I recon, because one should say recon when referencing the past, these hearty folks had a number of traits they passed down to us as prairie dwellers. We are independent, brave and resourceful. Somewhere deep inside us, we just know how to survive difficult situations, to find solutions to challenges, and to dig deep for optimism and hope.
I also speculate we are programmed with wanderlust. We seize the day and all its opportunities. We go into uncharted territory and want to see what is out in the world. We venture into the unknown to blaze a trail, scale a summit, or for the gift of seeing a simple sunset. Yes, I romanticize just about everything.
This pioneering spirit has surged me forward in many aspects of life. I want to know what I’m made of. I want to learn and understand, so I continue my education. I want to push my mind to explore new concepts, ideas and ideologies. I want to flex my brain and let it grow in knowledge.
I want to push my body and see what it is capable of. This has led a girl who was told she was useless in grade-school gym class to reach multiple marathon and Ironman finish lines. It also led me to the realization there is more than one way to get there.
A triathlon coach told me once that during a race I’d be overtaken by many people of all ages and physical descriptions. He said no matter how tempting it was to surge after them, to stick to my own race plan. He said I’d pass some of them on the run, when the day became long, spirits were weary and energy supplies were low. But even then, the other person would not matter, because it was still just my race. It was my journey. It was my effort that would propel me to the end. It was my will and heart and sweat that would allow me to take that last step so I could hear my name and the words, “you are an Ironman.” The lesson was: there are a lot of people in the race and every single one of them will get to the end a different way–in their own way.

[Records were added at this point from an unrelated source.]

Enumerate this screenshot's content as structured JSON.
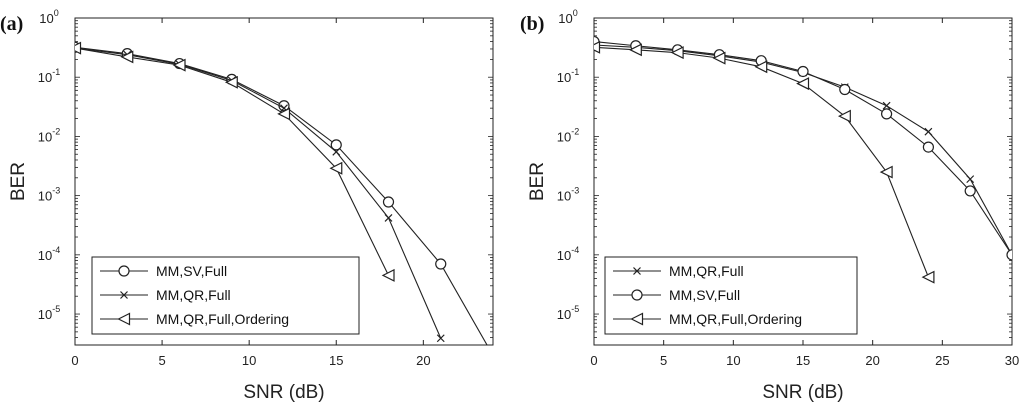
{
  "chart_data": [
    {
      "panel_label": "(a)",
      "type": "line",
      "xlabel": "SNR (dB)",
      "ylabel": "BER",
      "xlim": [
        0,
        24
      ],
      "ylim": [
        3e-06,
        1
      ],
      "yscale": "log",
      "x_ticks": [
        0,
        5,
        10,
        15,
        20
      ],
      "y_ticks": [
        1,
        0.1,
        0.01,
        0.001,
        0.0001,
        1e-05
      ],
      "y_tick_labels": [
        {
          "base": "10",
          "exp": "0"
        },
        {
          "base": "10",
          "exp": "-1"
        },
        {
          "base": "10",
          "exp": "-2"
        },
        {
          "base": "10",
          "exp": "-3"
        },
        {
          "base": "10",
          "exp": "-4"
        },
        {
          "base": "10",
          "exp": "-5"
        }
      ],
      "grid": false,
      "legend_position": "bottom-left",
      "series": [
        {
          "name": "MM,SV,Full",
          "marker": "circle",
          "x": [
            0,
            3,
            6,
            9,
            12,
            15,
            18,
            21,
            24
          ],
          "y": [
            0.32,
            0.25,
            0.17,
            0.092,
            0.033,
            0.0072,
            0.00078,
            7e-05,
            2e-06
          ]
        },
        {
          "name": "MM,QR,Full",
          "marker": "x",
          "x": [
            0,
            3,
            6,
            9,
            12,
            15,
            18,
            21
          ],
          "y": [
            0.31,
            0.24,
            0.165,
            0.088,
            0.03,
            0.0055,
            0.00042,
            3.9e-06
          ]
        },
        {
          "name": "MM,QR,Full,Ordering",
          "marker": "triangle-left",
          "x": [
            0,
            3,
            6,
            9,
            12,
            15,
            18
          ],
          "y": [
            0.31,
            0.22,
            0.16,
            0.082,
            0.024,
            0.0029,
            4.5e-05
          ]
        }
      ]
    },
    {
      "panel_label": "(b)",
      "type": "line",
      "xlabel": "SNR (dB)",
      "ylabel": "BER",
      "xlim": [
        0,
        30
      ],
      "ylim": [
        3e-06,
        1
      ],
      "yscale": "log",
      "x_ticks": [
        0,
        5,
        10,
        15,
        20,
        25,
        30
      ],
      "y_ticks": [
        1,
        0.1,
        0.01,
        0.001,
        0.0001,
        1e-05
      ],
      "y_tick_labels": [
        {
          "base": "10",
          "exp": "0"
        },
        {
          "base": "10",
          "exp": "-1"
        },
        {
          "base": "10",
          "exp": "-2"
        },
        {
          "base": "10",
          "exp": "-3"
        },
        {
          "base": "10",
          "exp": "-4"
        },
        {
          "base": "10",
          "exp": "-5"
        }
      ],
      "grid": false,
      "legend_position": "bottom-left",
      "series": [
        {
          "name": "MM,QR,Full",
          "marker": "x",
          "x": [
            0,
            3,
            6,
            9,
            12,
            15,
            18,
            21,
            24,
            27,
            30
          ],
          "y": [
            0.35,
            0.32,
            0.28,
            0.23,
            0.18,
            0.12,
            0.068,
            0.033,
            0.012,
            0.0019,
            0.0001
          ]
        },
        {
          "name": "MM,SV,Full",
          "marker": "circle",
          "x": [
            0,
            3,
            6,
            9,
            12,
            15,
            18,
            21,
            24,
            27,
            30
          ],
          "y": [
            0.4,
            0.34,
            0.29,
            0.24,
            0.19,
            0.125,
            0.062,
            0.024,
            0.0066,
            0.0012,
            0.0001
          ]
        },
        {
          "name": "MM,QR,Full,Ordering",
          "marker": "triangle-left",
          "x": [
            0,
            3,
            6,
            9,
            12,
            15,
            18,
            21,
            24
          ],
          "y": [
            0.32,
            0.29,
            0.26,
            0.21,
            0.15,
            0.078,
            0.022,
            0.0025,
            4.2e-05
          ]
        }
      ]
    }
  ]
}
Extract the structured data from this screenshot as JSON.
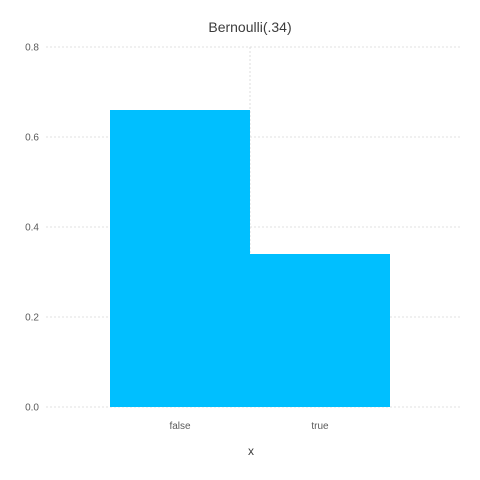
{
  "chart_data": {
    "type": "bar",
    "title": "Bernoulli(.34)",
    "xlabel": "x",
    "ylabel": "",
    "categories": [
      "false",
      "true"
    ],
    "values": [
      0.66,
      0.34
    ],
    "ylim": [
      0,
      0.8
    ],
    "yticks": [
      "0.0",
      "0.2",
      "0.4",
      "0.6",
      "0.8"
    ],
    "grid": true,
    "legend": "none",
    "bar_color": "#00BFFF"
  }
}
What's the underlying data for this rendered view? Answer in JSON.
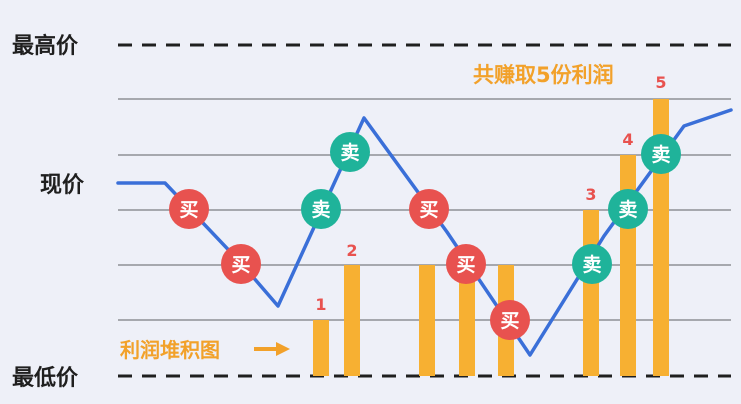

There is no right or wrong way to get where you are going. Life is an individual trip and an experiment at best, with some acquired wisdom to guide you. Nobody can tell you what is best for you. You need to drive your own wagon down the dusty trail and explore your own horizons your own way. The thing I learned when I was training is that the finish line was just one moment and it wasn’t even the most important thing. It was all of the other moments and effort and experiences that led up to it that made it amazing.
In the words of Ralph Waldo Emerson: “It’s not the destination, it's the journey.”
This situation we are all experiencing might be imposed on us, but it will forever be part of our collective and individual stories. It will imprint on us and will factor into many things going forward. I feel there is an opportunity in the pause to make a game plan for our future. Then, when we are released back out into the world and are free, we will be primed and ready at the starting line of a brand new race. One with infinite possibilities, new limits to test, and a road in front of us just waiting to be explored.